Morehouse College Student Lanarion Norwood Jr. was the first to answer the former first lady.
“I’m a plant growing up in the middle of the country, trying to find my way…” Norwood stressed before sharing feelings of not belonging.
After hearing a similar comment from another student, Mrs. Obama began to share her experiences. She told the students to believe in themselves even if they have challenges and “haters.” She also said she had to push through critics and self-doubt during her studies at Princeton University as well as throughout her husband Barack Obama’s presidential campaign and two terms in office. Through it all, she said she gained confidence.
“I’ve been to the mountaintop, and I’m coming back down to tell you all you are deserving and worthy,” Obama said, echoing part of a speech from Atlanta civil rights icon, Dr. Martin Luther King Jr.

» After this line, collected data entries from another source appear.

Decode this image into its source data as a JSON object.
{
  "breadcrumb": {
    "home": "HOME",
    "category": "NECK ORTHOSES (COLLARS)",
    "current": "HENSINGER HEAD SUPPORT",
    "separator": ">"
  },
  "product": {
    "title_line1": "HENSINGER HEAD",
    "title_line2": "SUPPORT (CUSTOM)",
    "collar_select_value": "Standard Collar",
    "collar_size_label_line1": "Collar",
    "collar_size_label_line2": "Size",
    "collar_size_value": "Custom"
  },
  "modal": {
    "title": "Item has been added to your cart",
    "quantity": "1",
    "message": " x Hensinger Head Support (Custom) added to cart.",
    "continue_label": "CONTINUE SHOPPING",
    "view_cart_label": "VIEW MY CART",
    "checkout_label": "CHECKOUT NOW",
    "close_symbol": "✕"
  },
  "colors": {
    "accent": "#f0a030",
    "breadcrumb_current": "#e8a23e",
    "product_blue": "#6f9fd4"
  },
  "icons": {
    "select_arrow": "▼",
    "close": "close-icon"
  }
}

Dozens of students and community members gathered outside Giles Hall, while the two-hour conversation happened. Many of them held their copies of the “Becoming” memoir.
Spelman College student Shania Warren waited for a glimpse of Mrs. Obama. She said it was important to see the former first lady because she lost her mother a couple of months ago. Her mother was a fan of Mrs. Obama. Warren found the experience a fitting tribute on Mother’s Day weekend.
“It encourages me to want to be who I am,” Warren said. “Her coming to Spelman lets me know that she understands the importance of our education that we get here and she understands the importance of us seeing a black woman in power.”